Ibsen

New York: Macmillan, 1977. First Edition. INSCRIBED to playwright and film director David Mamet and his then-wife, actress Lindsay Crouse, in the year of publication on the title page: "For two beautiful people / Lindsay and David / Harold Clurman / Dec. 21, 1977."

A remarkable association, connecting three generations of historic figures in world theatre. Ibsen, the book's subject, was a Norwegian playwright who founded modernism in theatre, and is considered the "father of realism." Clurman, massively influenced by Ibsen, was one of the three founders of New York's legendary Group Theatre in 1931, a company that altered the shape of twentieth century drama, and bringing the talents of Clifford Odets, among others, to the fore.

In later life, Clurman wrote many essays and reviews on David Mamet's earliest works, and was one of the first to champion Mamet's prodigious gifts (though he was not always complimentary). He once noted: "Mamet [demonstrates] genuine dramatic gifts. He possesses a tender sensibility and a keen sense of the stage. His plays shift in focus and in aim, as if they were meant not so much to interest or entertain us as to discover who he is."

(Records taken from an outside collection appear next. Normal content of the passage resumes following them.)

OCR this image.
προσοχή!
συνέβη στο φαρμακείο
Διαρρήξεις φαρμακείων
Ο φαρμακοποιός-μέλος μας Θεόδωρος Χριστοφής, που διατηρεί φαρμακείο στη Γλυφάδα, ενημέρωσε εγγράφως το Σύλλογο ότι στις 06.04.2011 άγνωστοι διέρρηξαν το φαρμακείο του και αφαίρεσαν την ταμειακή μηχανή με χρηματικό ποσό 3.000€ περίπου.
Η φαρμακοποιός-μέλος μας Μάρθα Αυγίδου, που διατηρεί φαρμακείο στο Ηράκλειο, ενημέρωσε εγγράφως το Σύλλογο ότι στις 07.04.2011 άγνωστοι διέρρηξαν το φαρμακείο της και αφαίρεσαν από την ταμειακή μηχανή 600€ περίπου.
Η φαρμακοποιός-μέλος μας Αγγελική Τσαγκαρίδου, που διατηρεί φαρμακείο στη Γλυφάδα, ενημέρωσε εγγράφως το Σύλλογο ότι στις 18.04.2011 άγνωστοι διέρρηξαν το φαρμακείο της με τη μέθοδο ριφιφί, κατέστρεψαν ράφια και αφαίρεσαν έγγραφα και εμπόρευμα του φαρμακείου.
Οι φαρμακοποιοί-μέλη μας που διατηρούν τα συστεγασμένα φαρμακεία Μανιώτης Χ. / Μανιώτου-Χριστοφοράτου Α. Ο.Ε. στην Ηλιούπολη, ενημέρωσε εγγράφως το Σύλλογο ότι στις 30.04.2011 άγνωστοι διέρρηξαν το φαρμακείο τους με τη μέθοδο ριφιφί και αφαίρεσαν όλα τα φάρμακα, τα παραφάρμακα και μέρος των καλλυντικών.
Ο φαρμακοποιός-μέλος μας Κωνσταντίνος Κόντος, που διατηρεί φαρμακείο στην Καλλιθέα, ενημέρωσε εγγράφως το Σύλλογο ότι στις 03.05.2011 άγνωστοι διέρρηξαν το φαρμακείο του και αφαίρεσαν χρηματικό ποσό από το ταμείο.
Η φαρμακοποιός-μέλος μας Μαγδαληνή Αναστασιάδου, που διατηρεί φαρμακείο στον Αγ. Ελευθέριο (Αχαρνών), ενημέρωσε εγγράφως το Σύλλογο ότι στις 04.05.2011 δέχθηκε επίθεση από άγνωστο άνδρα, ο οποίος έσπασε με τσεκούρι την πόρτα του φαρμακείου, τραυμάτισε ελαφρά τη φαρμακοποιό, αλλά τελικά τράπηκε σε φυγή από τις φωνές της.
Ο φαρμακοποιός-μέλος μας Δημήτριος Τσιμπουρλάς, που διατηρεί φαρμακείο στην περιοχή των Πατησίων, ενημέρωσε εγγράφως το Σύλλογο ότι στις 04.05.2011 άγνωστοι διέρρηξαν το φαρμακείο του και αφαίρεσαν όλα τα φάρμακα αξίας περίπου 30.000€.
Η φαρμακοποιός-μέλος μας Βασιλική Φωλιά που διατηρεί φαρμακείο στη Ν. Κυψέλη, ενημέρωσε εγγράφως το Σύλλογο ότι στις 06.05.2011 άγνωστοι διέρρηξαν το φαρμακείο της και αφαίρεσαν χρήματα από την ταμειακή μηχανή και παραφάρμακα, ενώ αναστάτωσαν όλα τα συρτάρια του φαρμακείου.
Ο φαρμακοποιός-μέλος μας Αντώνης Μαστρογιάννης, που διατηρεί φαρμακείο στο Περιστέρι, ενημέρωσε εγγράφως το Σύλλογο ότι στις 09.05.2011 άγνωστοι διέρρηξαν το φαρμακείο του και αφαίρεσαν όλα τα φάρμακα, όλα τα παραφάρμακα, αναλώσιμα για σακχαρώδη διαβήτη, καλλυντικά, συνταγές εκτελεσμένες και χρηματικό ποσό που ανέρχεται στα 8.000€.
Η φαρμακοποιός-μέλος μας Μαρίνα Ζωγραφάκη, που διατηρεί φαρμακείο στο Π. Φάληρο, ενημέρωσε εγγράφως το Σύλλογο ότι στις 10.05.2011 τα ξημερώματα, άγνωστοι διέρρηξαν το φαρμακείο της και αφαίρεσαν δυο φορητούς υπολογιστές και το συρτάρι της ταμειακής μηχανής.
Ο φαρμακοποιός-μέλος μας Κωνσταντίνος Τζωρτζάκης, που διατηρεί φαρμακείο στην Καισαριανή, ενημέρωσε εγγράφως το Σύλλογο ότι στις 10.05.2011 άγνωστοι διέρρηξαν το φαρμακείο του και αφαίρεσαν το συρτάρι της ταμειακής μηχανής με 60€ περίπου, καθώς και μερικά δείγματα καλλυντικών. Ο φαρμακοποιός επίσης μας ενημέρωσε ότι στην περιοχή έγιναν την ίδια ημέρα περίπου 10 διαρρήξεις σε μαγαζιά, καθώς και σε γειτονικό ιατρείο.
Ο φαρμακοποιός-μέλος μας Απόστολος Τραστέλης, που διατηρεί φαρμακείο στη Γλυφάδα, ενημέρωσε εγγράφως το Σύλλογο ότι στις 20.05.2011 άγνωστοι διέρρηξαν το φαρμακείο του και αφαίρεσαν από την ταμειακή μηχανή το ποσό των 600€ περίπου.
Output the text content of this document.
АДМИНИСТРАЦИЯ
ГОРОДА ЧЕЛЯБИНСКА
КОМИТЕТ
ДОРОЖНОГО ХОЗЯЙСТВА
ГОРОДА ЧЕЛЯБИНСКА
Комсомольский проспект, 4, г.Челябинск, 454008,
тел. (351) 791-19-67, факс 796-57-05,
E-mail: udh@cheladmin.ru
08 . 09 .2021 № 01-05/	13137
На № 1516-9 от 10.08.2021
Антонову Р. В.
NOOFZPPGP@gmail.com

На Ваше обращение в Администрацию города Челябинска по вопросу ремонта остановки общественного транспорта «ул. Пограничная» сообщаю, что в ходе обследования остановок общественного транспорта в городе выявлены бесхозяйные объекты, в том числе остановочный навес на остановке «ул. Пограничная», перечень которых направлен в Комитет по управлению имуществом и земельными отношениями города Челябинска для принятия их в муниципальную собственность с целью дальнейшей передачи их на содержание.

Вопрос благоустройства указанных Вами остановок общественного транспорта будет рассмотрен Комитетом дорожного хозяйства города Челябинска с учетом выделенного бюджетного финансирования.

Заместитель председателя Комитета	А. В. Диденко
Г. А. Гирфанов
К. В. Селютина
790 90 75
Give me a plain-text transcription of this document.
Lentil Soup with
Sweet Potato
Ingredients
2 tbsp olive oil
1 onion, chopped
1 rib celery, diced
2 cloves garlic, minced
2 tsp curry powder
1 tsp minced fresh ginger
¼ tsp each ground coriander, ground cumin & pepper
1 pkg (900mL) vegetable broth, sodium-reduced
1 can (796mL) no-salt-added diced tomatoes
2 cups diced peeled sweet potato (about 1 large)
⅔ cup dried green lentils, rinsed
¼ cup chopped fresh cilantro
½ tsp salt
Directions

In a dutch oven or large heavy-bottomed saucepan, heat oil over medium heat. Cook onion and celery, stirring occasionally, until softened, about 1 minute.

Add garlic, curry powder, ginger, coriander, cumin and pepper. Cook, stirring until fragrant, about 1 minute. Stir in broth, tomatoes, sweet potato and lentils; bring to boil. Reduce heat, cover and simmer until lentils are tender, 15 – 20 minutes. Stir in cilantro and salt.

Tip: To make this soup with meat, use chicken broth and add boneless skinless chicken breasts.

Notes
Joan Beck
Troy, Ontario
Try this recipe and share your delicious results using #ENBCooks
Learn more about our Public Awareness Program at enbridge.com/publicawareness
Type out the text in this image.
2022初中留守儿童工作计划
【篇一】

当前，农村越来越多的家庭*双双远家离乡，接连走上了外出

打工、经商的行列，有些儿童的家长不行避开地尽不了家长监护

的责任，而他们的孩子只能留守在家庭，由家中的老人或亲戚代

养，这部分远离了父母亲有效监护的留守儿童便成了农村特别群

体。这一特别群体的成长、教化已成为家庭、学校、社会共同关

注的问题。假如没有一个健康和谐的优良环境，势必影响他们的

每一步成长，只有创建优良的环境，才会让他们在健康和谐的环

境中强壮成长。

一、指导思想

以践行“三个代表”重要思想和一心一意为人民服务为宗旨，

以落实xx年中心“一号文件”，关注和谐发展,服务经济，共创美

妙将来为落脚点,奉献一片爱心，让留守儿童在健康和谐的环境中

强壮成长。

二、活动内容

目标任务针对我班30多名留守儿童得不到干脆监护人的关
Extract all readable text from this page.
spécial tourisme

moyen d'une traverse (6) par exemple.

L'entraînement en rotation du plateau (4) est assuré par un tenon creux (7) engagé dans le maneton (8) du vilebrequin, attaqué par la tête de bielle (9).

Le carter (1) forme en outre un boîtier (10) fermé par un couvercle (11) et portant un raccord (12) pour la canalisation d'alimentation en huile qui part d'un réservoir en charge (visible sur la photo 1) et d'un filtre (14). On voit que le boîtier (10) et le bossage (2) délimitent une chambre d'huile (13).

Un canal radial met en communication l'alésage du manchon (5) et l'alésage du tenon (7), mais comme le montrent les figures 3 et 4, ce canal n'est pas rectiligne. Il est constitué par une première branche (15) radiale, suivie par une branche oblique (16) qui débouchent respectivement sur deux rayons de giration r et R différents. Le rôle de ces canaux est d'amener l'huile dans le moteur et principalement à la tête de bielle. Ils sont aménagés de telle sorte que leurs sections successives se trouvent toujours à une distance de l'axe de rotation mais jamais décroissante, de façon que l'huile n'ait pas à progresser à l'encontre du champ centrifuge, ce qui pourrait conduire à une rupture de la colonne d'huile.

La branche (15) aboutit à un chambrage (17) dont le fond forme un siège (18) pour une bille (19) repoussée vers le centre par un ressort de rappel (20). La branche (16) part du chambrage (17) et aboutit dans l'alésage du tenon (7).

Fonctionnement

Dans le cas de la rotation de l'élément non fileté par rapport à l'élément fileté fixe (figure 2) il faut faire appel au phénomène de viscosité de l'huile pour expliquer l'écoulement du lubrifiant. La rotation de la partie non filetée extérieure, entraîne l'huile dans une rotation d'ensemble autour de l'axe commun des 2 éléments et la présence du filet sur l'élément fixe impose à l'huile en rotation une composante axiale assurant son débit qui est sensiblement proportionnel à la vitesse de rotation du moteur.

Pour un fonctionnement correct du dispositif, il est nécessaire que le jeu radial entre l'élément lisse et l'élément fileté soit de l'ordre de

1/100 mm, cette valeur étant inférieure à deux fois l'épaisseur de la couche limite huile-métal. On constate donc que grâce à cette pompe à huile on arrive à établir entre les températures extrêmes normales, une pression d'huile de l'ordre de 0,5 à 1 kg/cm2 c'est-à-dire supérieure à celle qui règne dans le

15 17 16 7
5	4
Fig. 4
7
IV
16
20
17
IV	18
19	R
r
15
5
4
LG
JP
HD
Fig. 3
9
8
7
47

Finally the inscription is poignant in that it was made the year Mamet wrote "A Life in the Theatre" (a play Clurman did not particularly care for, though he continued to champion the playwright), four years prior to Mamet's first screenplay ("The Postman Always Rings Twice"), and seven years prior to his masterpiece ("Glengarry Glen Ross"). Finally, it was inscribed in 1977, the year Mamet met Crouse, to whom he would remain married until 1990, and who starred in his important first film, "House of Games," in 1984.

Near Fine in a Near Fine dust jacket.